Auprès de l’appareil, un bouton poussoir de cuivre se distinguait.

Le gros homme y appuya son index. Alors un petit panneau d’apparence métallique s’abattit sur le mur avec un claquement sec.

C’était une plaque sensible de téléphote, appareil usité dans certaines grandes administrations allemandes et qui transmet les images comme le téléphone transmet les sons.

Une silhouette se dessina aussitôt sur la plaque. Mais à peine l’eut-il vue que Von Karch la cacha de ses deux mains étendues en clamant :

— Cela ne doit être vu de personne, de personne… Marga, sortez, ma chérie, je vous en prie… laissez-moi seul.

La jeune femme se mit à rire.

— Bon, je sors… Mais je sais qui vous parle… Trop facile à deviner.

La porte retombant sur elle, empêcha le père de relever l’ironie de ces paroles.

Il était seul… Et démasquant la plaque, courbé en deux, dans une attitude de respect servile, il reprit le parleur, murmurant :

— J’écoute… j’écoute… bouleversé par l’honneur.
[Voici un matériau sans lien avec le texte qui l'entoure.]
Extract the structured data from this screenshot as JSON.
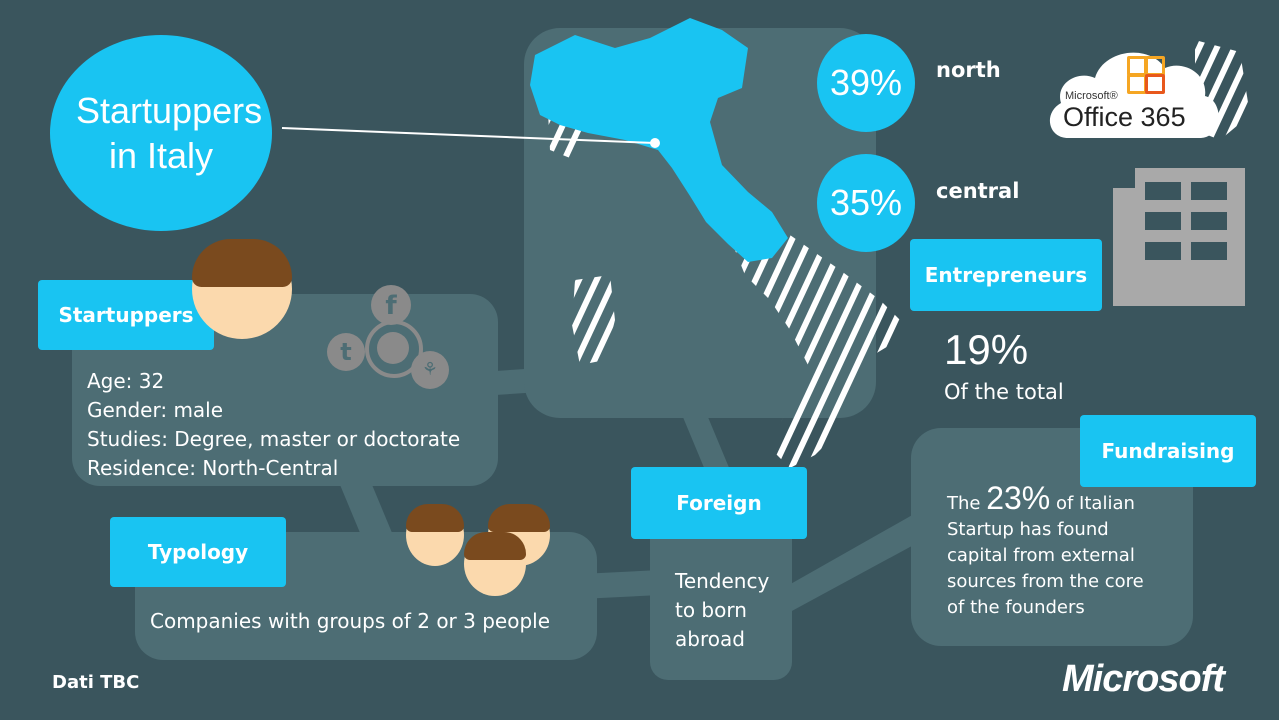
{
  "title": "Startuppers in Italy",
  "regions": [
    {
      "percent": "39%",
      "label": "north"
    },
    {
      "percent": "35%",
      "label": "central"
    }
  ],
  "office_logo": {
    "brand": "Microsoft®",
    "product": "Office 365"
  },
  "entrepreneurs": {
    "label": "Entrepreneurs",
    "value": "19%",
    "caption": "Of the total"
  },
  "startuppers": {
    "label": "Startuppers",
    "lines": [
      "Age: 32",
      "Gender: male",
      "Studies: Degree, master or doctorate",
      "Residence: North-Central"
    ]
  },
  "typology": {
    "label": "Typology",
    "text": "Companies with groups of 2 or 3 people"
  },
  "foreign": {
    "label": "Foreign",
    "lines": [
      "Tendency",
      "to born",
      "abroad"
    ]
  },
  "fundraising": {
    "label": "Fundraising",
    "prefix": "The ",
    "value": "23%",
    "text_first": " of Italian",
    "lines": [
      "Startup has found",
      "capital from external",
      "sources from the core",
      "of the founders"
    ]
  },
  "footer": {
    "source": "Dati TBC",
    "brand": "Microsoft"
  },
  "colors": {
    "background": "#3a555d",
    "panel": "#4d6d74",
    "accent": "#19c4f2",
    "building": "#a9a9a9"
  }
}
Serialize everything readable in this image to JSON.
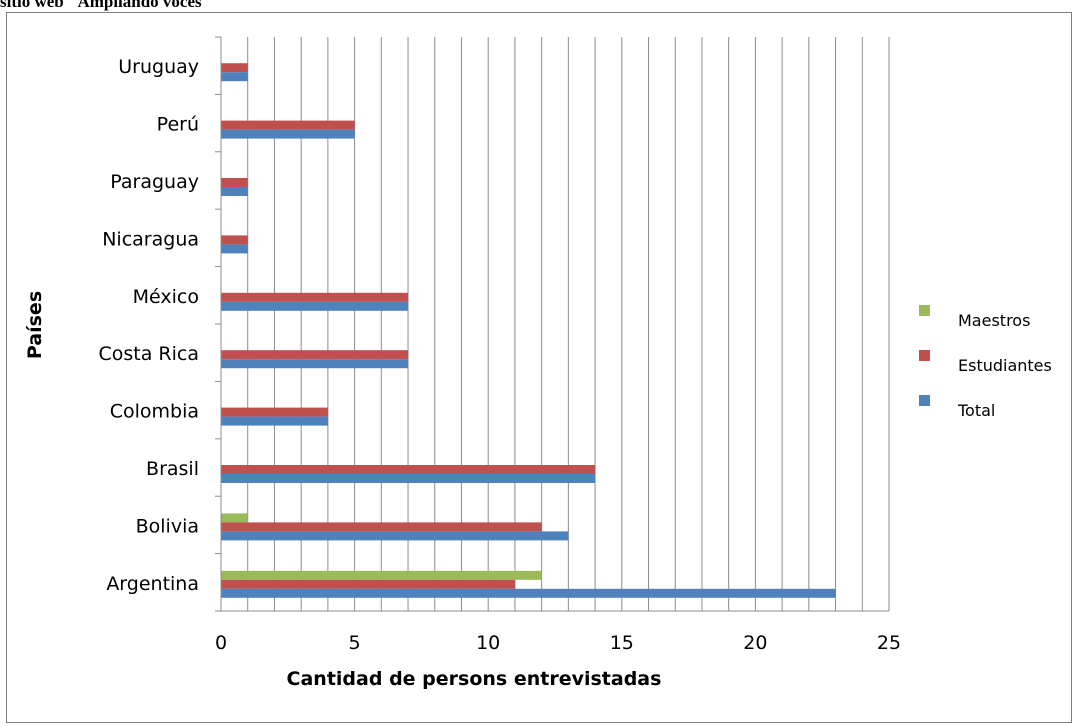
{
  "caption": "sitio web \"Ampliando voces\"",
  "chart_data": {
    "type": "bar",
    "orientation": "horizontal",
    "categories": [
      "Argentina",
      "Bolivia",
      "Brasil",
      "Colombia",
      "Costa Rica",
      "México",
      "Nicaragua",
      "Paraguay",
      "Perú",
      "Uruguay"
    ],
    "series": [
      {
        "name": "Maestros",
        "color": "#9bbb59",
        "values": [
          12,
          1,
          0,
          0,
          0,
          0,
          0,
          0,
          0,
          0
        ]
      },
      {
        "name": "Estudiantes",
        "color": "#c0504d",
        "values": [
          11,
          12,
          14,
          4,
          7,
          7,
          1,
          1,
          5,
          1
        ]
      },
      {
        "name": "Total",
        "color": "#4f81bd",
        "values": [
          23,
          13,
          14,
          4,
          7,
          7,
          1,
          1,
          5,
          1
        ]
      }
    ],
    "xlabel": "Cantidad de persons entrevistadas",
    "ylabel": "Países",
    "xlim": [
      0,
      25
    ],
    "xticks": [
      "0",
      "5",
      "10",
      "15",
      "20",
      "25"
    ],
    "grid": "vertical",
    "legend": "right"
  }
}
— Je sais votre dévouement… venons au fait… On vous a parlé de ce jeune Français ?

— François de l’Étoile… cet enfant trouvé, ce sans-nom, qui s’en est fait un de la place de Paris où l’Assistance publique le recueillit.
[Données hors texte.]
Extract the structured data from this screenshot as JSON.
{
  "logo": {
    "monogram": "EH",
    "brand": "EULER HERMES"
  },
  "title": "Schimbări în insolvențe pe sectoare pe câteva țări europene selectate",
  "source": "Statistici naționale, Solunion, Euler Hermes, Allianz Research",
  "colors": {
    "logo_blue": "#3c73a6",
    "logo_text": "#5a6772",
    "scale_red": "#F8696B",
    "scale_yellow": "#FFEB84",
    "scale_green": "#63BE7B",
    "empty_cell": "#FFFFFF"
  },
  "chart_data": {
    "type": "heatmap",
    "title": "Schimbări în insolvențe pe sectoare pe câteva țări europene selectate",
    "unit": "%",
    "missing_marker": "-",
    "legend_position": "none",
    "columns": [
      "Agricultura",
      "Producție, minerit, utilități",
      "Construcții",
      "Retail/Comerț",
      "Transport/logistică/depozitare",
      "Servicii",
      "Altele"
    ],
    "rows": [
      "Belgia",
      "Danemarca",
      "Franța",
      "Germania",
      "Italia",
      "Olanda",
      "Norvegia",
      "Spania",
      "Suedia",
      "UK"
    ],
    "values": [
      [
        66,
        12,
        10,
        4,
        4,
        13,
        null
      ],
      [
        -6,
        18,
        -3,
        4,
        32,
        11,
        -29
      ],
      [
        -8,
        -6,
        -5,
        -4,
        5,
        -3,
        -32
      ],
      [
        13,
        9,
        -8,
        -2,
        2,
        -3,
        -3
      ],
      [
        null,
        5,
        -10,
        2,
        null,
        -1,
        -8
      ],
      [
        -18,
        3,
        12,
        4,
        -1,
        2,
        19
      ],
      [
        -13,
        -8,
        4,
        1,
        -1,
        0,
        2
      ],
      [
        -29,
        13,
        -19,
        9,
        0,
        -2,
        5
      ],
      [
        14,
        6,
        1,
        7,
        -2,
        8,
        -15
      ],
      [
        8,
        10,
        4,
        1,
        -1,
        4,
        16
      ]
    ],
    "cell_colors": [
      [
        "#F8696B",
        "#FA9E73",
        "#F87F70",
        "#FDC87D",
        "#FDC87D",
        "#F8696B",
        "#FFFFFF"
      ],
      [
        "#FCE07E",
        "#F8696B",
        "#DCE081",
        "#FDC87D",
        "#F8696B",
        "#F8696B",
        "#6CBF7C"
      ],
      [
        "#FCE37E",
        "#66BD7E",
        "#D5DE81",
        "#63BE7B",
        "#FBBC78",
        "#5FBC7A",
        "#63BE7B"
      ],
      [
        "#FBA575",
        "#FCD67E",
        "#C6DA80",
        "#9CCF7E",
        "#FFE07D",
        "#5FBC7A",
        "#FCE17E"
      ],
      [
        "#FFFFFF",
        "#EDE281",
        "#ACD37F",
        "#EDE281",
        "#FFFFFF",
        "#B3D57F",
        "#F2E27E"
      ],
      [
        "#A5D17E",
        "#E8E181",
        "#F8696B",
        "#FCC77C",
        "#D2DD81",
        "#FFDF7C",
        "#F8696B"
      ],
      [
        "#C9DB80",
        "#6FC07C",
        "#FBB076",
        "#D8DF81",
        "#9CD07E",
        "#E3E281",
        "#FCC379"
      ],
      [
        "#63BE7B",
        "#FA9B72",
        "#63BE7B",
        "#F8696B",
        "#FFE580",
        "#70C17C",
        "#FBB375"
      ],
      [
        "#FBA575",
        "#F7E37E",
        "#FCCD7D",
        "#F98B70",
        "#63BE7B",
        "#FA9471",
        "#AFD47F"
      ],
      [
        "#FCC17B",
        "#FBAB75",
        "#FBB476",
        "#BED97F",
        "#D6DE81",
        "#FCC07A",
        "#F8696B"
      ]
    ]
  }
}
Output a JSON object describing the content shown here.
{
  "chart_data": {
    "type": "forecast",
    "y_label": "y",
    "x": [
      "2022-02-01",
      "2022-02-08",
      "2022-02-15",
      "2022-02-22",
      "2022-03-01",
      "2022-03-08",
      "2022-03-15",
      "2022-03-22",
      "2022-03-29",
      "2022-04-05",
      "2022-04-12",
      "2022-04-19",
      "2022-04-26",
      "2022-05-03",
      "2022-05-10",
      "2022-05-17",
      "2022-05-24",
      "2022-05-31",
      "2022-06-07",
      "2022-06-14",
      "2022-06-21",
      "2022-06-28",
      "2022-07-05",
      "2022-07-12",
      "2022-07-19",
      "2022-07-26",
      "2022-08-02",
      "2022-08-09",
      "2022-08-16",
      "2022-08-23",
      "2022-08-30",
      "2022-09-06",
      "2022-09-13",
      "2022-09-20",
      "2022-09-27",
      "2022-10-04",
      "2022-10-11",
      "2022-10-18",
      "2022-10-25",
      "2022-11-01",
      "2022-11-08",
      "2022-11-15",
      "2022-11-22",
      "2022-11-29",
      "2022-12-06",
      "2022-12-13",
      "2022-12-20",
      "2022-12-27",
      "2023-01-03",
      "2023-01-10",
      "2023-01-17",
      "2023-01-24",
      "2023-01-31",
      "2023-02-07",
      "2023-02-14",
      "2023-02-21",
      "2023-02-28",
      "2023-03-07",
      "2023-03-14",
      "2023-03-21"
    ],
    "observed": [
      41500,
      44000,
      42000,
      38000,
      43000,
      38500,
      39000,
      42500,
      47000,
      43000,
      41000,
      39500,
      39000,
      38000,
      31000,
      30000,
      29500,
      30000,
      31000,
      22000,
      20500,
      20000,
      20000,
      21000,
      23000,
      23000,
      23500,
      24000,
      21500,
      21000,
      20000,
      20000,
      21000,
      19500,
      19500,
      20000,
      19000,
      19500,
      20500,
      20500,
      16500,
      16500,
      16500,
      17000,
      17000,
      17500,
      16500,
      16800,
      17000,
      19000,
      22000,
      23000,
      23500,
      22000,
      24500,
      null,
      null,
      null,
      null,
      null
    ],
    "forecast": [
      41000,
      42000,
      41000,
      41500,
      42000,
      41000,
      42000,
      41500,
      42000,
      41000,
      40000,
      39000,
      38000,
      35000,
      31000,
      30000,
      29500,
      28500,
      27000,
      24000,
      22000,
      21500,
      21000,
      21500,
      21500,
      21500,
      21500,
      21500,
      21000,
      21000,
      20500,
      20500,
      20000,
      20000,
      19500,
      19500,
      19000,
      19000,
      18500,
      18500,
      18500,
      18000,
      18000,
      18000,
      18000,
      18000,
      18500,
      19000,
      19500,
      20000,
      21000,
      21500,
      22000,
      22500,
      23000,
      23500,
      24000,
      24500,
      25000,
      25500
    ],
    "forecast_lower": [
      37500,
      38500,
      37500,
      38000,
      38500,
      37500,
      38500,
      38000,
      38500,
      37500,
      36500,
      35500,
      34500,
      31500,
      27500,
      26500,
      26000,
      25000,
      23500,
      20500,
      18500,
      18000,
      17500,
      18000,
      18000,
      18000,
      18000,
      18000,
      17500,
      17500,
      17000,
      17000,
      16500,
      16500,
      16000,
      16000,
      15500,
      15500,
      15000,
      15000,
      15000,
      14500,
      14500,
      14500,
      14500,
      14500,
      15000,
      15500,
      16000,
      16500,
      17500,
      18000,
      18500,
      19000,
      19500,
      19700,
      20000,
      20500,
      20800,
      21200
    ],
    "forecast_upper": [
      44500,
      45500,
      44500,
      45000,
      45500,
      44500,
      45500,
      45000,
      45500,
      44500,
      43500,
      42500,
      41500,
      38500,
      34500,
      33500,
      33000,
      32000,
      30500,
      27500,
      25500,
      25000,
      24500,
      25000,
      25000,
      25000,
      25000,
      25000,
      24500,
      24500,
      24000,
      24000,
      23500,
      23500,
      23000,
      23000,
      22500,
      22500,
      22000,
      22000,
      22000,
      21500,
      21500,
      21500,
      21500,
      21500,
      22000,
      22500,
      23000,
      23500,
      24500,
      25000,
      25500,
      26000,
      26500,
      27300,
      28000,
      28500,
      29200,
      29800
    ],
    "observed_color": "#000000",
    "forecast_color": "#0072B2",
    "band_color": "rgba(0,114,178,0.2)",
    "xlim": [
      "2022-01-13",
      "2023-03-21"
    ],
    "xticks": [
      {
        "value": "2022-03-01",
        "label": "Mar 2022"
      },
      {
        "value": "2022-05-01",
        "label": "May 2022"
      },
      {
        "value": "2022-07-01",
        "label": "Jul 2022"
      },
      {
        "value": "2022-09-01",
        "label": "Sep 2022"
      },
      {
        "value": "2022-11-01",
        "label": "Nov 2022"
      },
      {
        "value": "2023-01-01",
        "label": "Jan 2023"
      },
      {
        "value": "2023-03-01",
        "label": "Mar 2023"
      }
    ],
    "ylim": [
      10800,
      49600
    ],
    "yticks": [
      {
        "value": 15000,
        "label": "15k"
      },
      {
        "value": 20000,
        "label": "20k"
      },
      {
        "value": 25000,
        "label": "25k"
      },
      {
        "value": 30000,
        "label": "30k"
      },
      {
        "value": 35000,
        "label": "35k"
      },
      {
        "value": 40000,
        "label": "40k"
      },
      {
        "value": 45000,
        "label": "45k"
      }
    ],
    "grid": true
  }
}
— L’Assistance publique a recueilli un aigle. Il faut que cet homme soit à nous… Carte blanche pour agir et, en cas de succès, je vous autorise à vous montrer aussi exigeant que possible…

— Oh !…

Von Karch se prosterna presque. Mais une sonnerie tinta. Toute image s’effaça de la plaque du téléphote, et cependant le gros Allemand demeurait, courbé et rayonnant, devant l’appareil à présent muet.